> My path in technology started at Facebook where I was the first Director of Monetization. [...] we sought to mine as much attention as humanly possible and turn into historically unprecedented profits. We took a page from Big Tobacco’s playbook, working to make our offering addictive at the outset.
> Tobacco companies [...] added sugar and menthol to cigarettes so you could hold the smoke in your lungs for longer periods. At Facebook, we added status updates, photo tagging, and likes, which made status and reputation primary and laid the groundwork for a teenage mental health crisis.
> Allowing for misinformation, conspiracy theories, and fake news to flourish were like Big Tobacco’s bronchodilators, which allowed the cigarette smoke to cover more surface area of the lungs.
> Tobacco companies added ammonia to cigarettes to increase the speed with which nicotine traveled to the brain. Extreme, incendiary content—think shocking images, graphic videos, and headlines that incite outrage—sowed tribalism and division. And this result has been unprecedented engagement -- and profits. Facebook’s ability to deliver this incendiary content to the right person, at the right time, in the exact right way... that is their ammonia.
> The algorithm maximizes your attention by hitting you repeatedly with content that triggers your strongest emotions — it aims to provoke, shock, and enrage. All the while, the technology is getting smarter and better at provoking a response from you. [...] This is not by accident. It’s an algorithmically optimized playbook to maximize user attention -- and profits.
> When it comes to misinformation, these companies hide behind the First Amendment and say they stand for free speech. At the same time, their algorithms continually choose whose voice is actually heard. In truth, it is not free speech they revere. Instead, Facebook and their cohorts worship at the altar of engagement and cast all other concerns aside, raising the voices of division, anger, hate and misinformation to drown out the voices of truth, justice, morality, and peace.
This is what every news outlet tries to do. The only difference is that FB is better at it. It reminds me of the controversy about targeting ads towards protected categories (age, gender). This is something all media buys do as well, based on location, event type, but FB just has a better way.
I'm not saying its right, or necessarily wrong, just that this seems to be more about them being good at something than it is about them operating in moral territory that is different than any other business.

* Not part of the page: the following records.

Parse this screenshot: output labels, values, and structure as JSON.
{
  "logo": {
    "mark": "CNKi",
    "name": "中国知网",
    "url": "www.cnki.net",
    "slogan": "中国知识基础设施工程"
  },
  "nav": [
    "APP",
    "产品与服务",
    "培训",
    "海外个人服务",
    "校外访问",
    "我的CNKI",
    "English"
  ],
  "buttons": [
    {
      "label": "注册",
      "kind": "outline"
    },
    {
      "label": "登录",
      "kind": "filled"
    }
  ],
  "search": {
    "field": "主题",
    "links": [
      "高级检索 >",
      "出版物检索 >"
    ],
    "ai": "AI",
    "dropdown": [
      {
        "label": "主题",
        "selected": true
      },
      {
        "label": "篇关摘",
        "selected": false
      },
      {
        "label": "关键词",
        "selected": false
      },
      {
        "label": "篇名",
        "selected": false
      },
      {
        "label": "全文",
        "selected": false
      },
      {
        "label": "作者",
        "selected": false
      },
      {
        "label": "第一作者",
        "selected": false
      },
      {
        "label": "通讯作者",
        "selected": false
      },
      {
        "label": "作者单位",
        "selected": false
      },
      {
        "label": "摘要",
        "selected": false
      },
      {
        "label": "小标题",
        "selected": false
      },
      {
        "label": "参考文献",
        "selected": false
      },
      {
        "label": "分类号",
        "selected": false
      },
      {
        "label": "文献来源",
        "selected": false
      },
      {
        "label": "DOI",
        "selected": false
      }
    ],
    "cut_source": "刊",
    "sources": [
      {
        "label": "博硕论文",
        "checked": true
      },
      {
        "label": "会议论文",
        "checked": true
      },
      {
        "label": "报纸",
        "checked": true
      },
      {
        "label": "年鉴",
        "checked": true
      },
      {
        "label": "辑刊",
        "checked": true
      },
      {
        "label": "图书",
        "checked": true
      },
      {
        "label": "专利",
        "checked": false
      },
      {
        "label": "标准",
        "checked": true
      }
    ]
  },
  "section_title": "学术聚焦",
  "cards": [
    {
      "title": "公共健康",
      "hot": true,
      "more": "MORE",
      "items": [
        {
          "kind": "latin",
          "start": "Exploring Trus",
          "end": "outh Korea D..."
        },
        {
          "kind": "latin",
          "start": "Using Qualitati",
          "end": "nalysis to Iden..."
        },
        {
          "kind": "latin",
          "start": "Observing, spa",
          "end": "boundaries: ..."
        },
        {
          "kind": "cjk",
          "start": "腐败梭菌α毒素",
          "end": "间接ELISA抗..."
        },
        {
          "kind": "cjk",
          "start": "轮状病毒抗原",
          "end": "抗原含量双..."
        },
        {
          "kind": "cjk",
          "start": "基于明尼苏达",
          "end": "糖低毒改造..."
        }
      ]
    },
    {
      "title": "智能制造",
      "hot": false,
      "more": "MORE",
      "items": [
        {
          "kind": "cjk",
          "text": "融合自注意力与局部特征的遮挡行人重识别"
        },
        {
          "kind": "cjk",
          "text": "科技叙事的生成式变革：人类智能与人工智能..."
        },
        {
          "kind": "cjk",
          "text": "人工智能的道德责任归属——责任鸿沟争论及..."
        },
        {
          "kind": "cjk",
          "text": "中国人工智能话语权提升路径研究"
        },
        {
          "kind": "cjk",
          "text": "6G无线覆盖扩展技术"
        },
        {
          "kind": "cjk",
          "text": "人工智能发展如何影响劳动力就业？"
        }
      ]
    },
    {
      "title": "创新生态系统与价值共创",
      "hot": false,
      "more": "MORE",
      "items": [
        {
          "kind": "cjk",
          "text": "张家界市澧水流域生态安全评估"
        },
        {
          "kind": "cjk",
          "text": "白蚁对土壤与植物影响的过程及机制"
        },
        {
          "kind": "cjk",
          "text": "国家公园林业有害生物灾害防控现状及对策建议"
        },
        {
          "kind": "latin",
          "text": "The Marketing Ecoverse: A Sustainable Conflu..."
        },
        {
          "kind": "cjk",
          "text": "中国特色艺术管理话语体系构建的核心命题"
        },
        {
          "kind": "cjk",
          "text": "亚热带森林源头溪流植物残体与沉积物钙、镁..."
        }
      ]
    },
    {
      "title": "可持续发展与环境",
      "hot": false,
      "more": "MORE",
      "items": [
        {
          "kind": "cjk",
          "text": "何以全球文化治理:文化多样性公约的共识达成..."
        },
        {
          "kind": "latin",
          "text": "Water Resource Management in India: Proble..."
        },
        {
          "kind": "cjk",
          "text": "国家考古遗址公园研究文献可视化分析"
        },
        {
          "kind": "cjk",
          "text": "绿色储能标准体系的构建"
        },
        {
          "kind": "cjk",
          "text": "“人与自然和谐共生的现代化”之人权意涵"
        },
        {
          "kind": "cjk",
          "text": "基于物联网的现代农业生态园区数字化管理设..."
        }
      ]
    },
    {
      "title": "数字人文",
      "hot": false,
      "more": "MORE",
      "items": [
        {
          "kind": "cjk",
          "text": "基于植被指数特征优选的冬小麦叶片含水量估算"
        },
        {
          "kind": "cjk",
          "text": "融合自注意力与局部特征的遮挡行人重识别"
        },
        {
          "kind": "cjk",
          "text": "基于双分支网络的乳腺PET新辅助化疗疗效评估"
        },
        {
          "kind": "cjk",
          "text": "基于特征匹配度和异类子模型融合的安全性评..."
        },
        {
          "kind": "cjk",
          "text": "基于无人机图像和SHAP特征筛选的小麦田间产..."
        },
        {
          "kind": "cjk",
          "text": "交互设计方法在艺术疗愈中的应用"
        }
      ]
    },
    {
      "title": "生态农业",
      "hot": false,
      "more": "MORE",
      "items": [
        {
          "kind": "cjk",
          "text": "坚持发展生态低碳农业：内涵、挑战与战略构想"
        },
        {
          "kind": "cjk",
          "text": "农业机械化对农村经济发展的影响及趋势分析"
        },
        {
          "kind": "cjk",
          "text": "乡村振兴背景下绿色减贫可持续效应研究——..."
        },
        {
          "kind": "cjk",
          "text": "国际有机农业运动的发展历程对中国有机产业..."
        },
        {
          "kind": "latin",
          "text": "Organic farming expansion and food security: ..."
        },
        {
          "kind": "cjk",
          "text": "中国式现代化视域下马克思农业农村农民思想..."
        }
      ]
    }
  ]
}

And I agree Facebook is not the first company in the world to maximise attention with this kind of content. Go back to when political pamphlets started appearing in the 16th century, it was mostly salacious bullshit about well-known public figures being possessed by the devil or drinking the blood of orphans.
I am not even sure what the problem is anymore, let alone what the solution is...but this is not going to stop with Facebook, this is just a reflection of human nature (and yes, everyone has complained about this kind of "content", it ignores the fact that most humans enjoy consuming it).
(I think the most problematic part of Facebook is just that so many people get their news from there and, like every human that has ever existed, they have been unable to deal with that responsibility in an even-handed way...I don't know though. They are basically a dead platform anyway, it is mainly used by old people to keep up to-date with their grandchildren afaik...I don't really know anyone who uses it, and I have never used it myself).